On May 12, two deputies from the Escambia County Sheriff’s office received a call regarding a “squealing” puppy locked in a hot vehicle in a parking lot. According to a post on the Pensacola-based sheriff’s office Facebook page, Deputy Raymond Matheny and Deputy Sheriff trainee Jennifer Waters rescued the small dog, who was also “panting heavily, and in distress.”
They later located the pup’s owner and arrested him on a charge of animal cruelty.

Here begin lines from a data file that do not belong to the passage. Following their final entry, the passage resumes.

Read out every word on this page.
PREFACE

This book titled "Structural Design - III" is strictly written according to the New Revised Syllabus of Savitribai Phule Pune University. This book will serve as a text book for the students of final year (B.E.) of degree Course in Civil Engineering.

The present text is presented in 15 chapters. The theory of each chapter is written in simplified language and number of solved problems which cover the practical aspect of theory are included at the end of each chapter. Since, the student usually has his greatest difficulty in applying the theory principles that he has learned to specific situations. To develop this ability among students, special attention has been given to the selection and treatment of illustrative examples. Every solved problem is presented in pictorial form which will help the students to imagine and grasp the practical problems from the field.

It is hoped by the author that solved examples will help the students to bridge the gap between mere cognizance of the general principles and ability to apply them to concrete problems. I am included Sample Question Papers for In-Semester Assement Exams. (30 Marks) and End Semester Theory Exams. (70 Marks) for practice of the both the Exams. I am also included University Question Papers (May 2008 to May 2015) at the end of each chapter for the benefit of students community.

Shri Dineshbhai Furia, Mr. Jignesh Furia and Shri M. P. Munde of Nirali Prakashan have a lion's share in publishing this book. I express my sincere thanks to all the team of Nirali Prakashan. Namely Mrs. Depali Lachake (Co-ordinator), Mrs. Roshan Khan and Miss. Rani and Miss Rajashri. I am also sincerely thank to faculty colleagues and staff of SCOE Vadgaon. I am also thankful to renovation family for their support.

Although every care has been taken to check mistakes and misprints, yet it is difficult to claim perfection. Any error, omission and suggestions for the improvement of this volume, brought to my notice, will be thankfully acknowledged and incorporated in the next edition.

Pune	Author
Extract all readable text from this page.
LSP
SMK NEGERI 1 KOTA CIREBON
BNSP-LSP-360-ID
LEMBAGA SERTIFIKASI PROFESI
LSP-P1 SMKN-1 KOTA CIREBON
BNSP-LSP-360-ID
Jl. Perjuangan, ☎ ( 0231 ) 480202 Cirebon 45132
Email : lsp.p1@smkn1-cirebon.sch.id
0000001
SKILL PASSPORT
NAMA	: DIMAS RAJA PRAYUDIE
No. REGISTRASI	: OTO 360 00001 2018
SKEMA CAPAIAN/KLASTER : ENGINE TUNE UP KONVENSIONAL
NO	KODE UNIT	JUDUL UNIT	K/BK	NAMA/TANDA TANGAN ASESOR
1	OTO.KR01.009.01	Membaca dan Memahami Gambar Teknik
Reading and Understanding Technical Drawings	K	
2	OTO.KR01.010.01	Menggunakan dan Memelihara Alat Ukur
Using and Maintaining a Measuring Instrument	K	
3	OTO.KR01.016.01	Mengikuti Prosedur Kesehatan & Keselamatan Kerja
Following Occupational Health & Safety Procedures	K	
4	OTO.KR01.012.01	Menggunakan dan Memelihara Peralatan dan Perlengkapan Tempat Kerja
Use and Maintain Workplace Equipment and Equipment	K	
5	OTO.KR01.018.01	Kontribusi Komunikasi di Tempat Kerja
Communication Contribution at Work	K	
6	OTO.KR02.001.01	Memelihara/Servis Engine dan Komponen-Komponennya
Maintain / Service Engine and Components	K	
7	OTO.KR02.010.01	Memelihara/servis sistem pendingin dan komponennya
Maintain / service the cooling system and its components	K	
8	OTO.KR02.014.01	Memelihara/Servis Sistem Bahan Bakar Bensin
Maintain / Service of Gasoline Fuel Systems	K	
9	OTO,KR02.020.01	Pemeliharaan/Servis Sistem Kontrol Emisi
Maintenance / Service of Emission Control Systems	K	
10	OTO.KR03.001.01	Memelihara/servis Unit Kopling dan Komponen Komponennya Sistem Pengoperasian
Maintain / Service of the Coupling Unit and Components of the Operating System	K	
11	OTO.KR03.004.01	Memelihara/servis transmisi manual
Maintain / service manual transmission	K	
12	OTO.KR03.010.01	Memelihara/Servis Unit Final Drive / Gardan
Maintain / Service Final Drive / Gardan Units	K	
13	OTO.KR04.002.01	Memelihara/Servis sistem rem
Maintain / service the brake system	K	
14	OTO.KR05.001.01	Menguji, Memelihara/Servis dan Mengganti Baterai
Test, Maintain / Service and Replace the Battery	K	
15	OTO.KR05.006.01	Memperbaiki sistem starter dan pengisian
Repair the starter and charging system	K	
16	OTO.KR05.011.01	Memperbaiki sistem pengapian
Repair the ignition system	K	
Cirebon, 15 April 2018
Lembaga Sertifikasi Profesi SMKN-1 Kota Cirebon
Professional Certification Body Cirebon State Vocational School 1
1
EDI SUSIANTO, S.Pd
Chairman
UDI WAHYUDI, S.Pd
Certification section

Even in early May, the outside temperature in the area had risen to 92 degrees, according to the post, and temperatures will continue to climb nationwide as summer arrives. Leaving dogs in hot cars can lead to “irreparable organ damage and even death,” according to the Humane Society, so it’s important to know how hot is too hot for your own pet, as well as your rights if you come across an animal in distress.
During the warm season, the best practice is to leave pets at home to avoid potentially dangerous situations, according to Michael San Filippo, a spokesperson for the American Veterinary Medical Association.